The (Environmental) Case Against Toast

Far more important than the white or wheat decision, is whether or not you heat your bread.

Let me tell you a story about data dreams and how they are squashed and how you learn something about the complexity of the world along the way.

When we started this project, I wanted to create an infographic that would show you all the inputs into a particular product—say, a hamburger—and then display all of the environmental outputs, like CO2 emissions and land use. And then, you'd be able to tinker with that hamburger and say, "What if I got this kind of beef?" or "What if I have a whole wheat bun?" or "What does cheese do?" and on down the line.

But think about that particular task. First, you have to track down the data for each individual ingredient. Then you have to find individual, toggleable elements that researchers have studied. As it turns out, that's not the easiest thing to find. In fact, in many cases individual data doesn't exist, and if it does, it wasn't collected or measured in the same ways. There is no canonical research on, say, how giving cows antibiotics so that they grow faster changes the energy inputs that are necessary.

We might have been able to make some squishy estimates and assumptions to get the numbers to show something, but we didn't feel comfortable proceeding down that path. Beef production is immensely complicated.

So, we stepped back and said: Well, let's start with the bun part, the bread part.

And that's when I found an excellent paper in the International Journal of Lifecycle Assessment by Namy Espinoza-Orias, Heinz Stichnothe, and Adisa Azapagic, which laid out the carbon footprint for bread, white and wheat, toasted and non-toasted. That paper formed the research basis for the infographic above (although with the changes noted below).

The paper demonstrates two really interesting things. One, there is a marginal environmental advantage to the wheat bread, but an even bigger boost comes from not toasting it. Apparently, given the relative inefficiency of toasting (which uses electric resistance heating), a major component of the carbon footprint of any given piece of bread is whether you heat it or not. So, what you see above are the extremes: toasted white bread (which is the most energy intensive) and non-toasted wheat bread (which is the least).

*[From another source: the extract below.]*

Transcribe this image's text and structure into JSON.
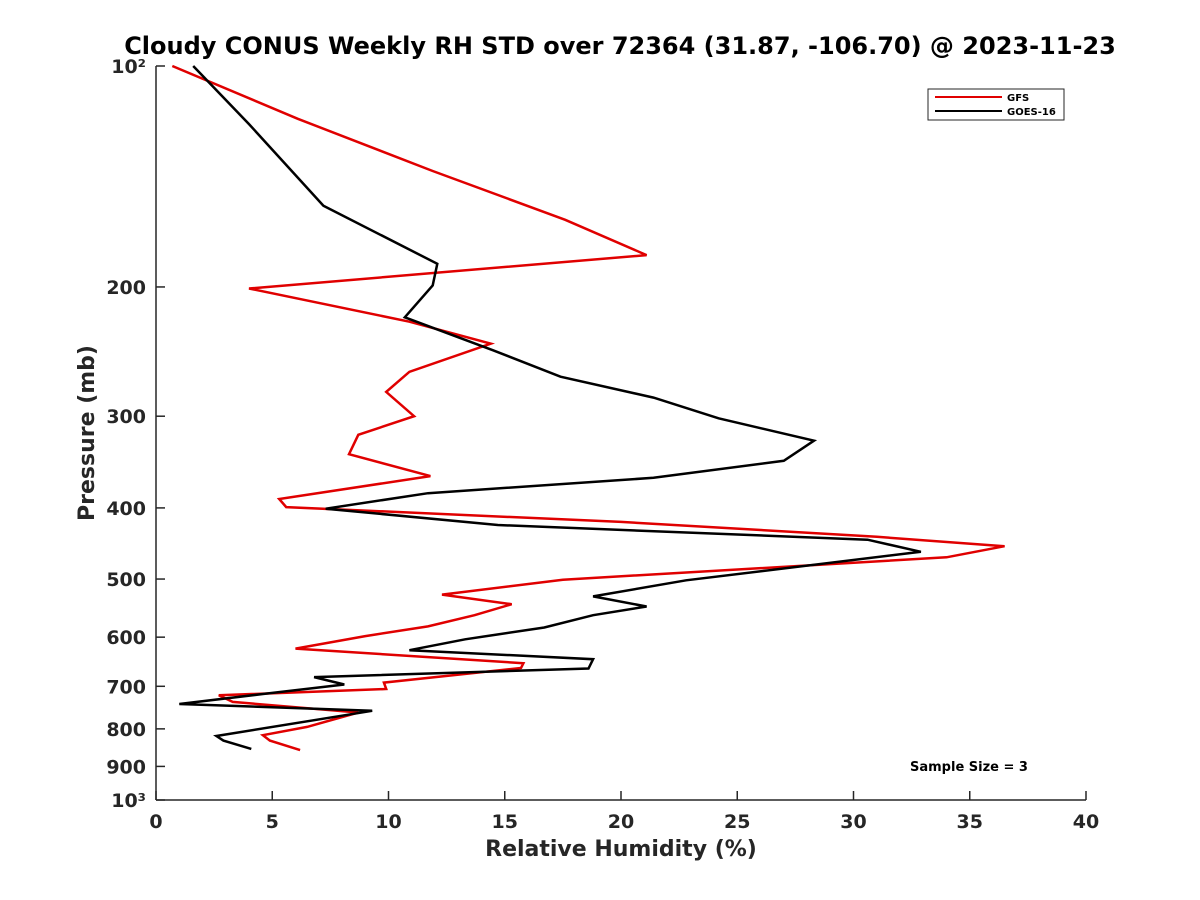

By far the most energy-intensive part of the process, for what it's worth, is the actual bread manufacturing part. That's all the stuff that goes into processing flour into bread, most especially the baking process. And that held steady across the white and wheat loaves.

It's worth noting that the researchers did their work for the United Kingdom's retail market. I have partially transposed their efforts, using the U.S. electrical grid's levels of pollution and American agriculture's fertilizer production profile to calculate the outputs you see above.

This was a hard decision to make, but it felt more true to the spirit of the project. And the truth is: American researchers have been less interested in the kinds of everyday analysis that we wanted to show with these graphics.

Finally, here's a quick guide to the outputs in the graphic:

  • CO2 is carbon dioxide, a major greenhouse gas.
  • CH4 is methane, another greenhouse gas.
  • Nitroxen Oxide, also known as NOX, is a pollutant that can cause to acid rain.  
  • SOX is another pollutant that can cause acid raid.
  • CO is carbon monoxide, another air pollutant.
  • Solid waste is trash, basically.